Bei sieben Auflagen in Folge lohnt sich auch ein Blick auf die Bewegungen der Themen (siehe Grafik; zum Vergrößern anklicken): “social” ist z.B. als Stichwort von Anfang an dabei, seit 2006 (”phones in their pockets”) auch “mobile”. “Educational gaming” war lange ein Thema, wird aber seit 2008 nicht mehr genannt (was natürlich in zwei Richtungen gelesen werden kann!). Second Life (”virtual worlds”) tanzte nur den Sommer 2007, und ein Thema wie “Microblogging” ist an den Trendscouts ganz vorbei gegangen.

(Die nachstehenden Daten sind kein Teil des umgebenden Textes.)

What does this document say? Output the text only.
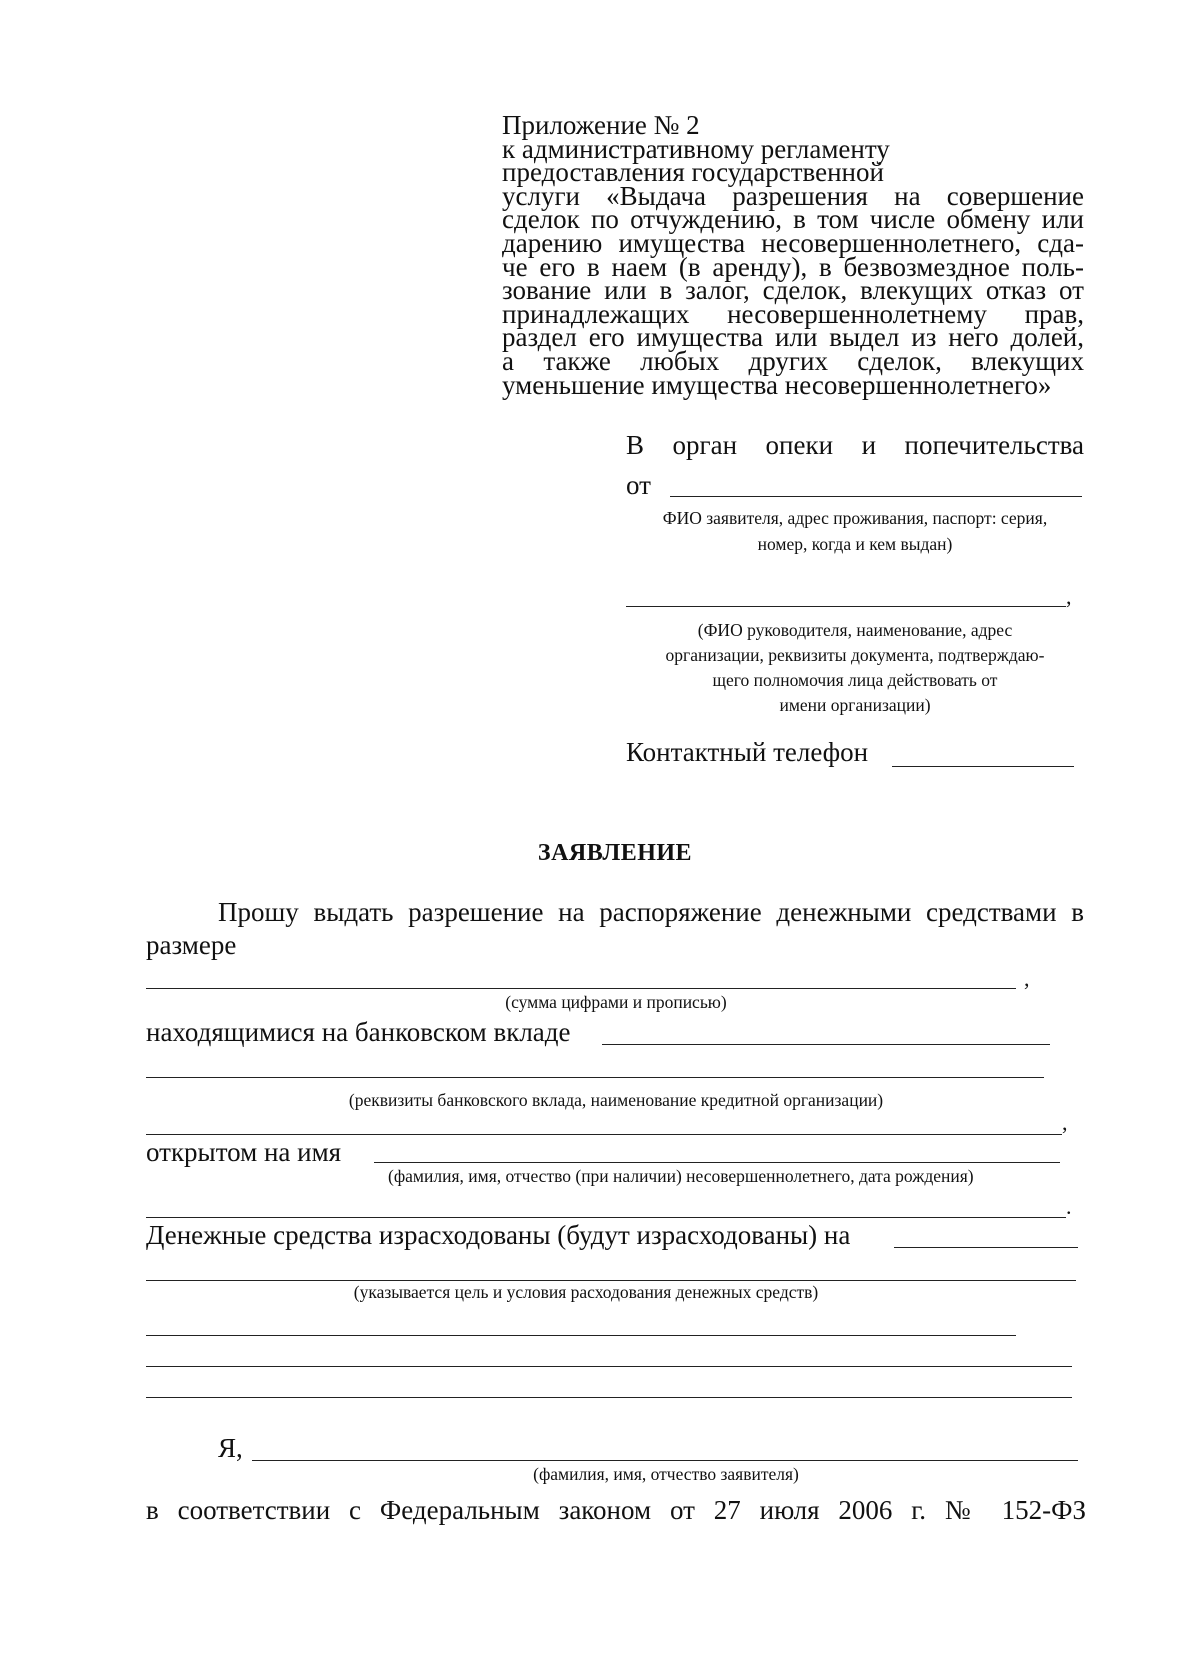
Приложение № 2
к административному регламенту
предоставления государственной
услуги «Выдача разрешения на совершение
сделок по отчуждению, в том числе обмену или
дарению имущества несовершеннолетнего, сда-
че его в наем (в аренду), в безвозмездное поль-
зование или в залог, сделок, влекущих отказ от
принадлежащих несовершеннолетнему прав,
раздел его имущества или выдел из него долей,
а также любых других сделок, влекущих
уменьшение имущества несовершеннолетнего»
В орган опеки и попечительства
от
ФИО заявителя, адрес проживания, паспорт: серия,
номер, когда и кем выдан)
,
(ФИО руководителя, наименование, адрес
организации, реквизиты документа, подтверждаю-
щего полномочия лица действовать от
имени организации)
Контактный телефон
ЗАЯВЛЕНИЕ
Прошу выдать разрешение на распоряжение денежными средствами в
размере
,
(сумма цифрами и прописью)
находящимися на банковском вкладе
(реквизиты банковского вклада, наименование кредитной организации)
,
открытом на имя
(фамилия, имя, отчество (при наличии) несовершеннолетнего, дата рождения)
.
Денежные средства израсходованы (будут израсходованы) на
(указывается цель и условия расходования денежных средств)
Я,
(фамилия, имя, отчество заявителя)
в соответствии с Федеральным законом от 27 июля 2006 г. № 152-ФЗ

Ansonsten ist auch der aktuelle Report wieder eine Fundgrube: von den einleitenden Megatrends, die das Spielfeld säumen, bis zu den vielen Beispielen und Referenzen, die für jedes Thema aufgeführt werden. Und mit etwas Glück wird das Multimedia Kontor Hamburg wieder für eine deutsche Übersetzung sorgen.
The New Media Consortium, 2010 (pdf)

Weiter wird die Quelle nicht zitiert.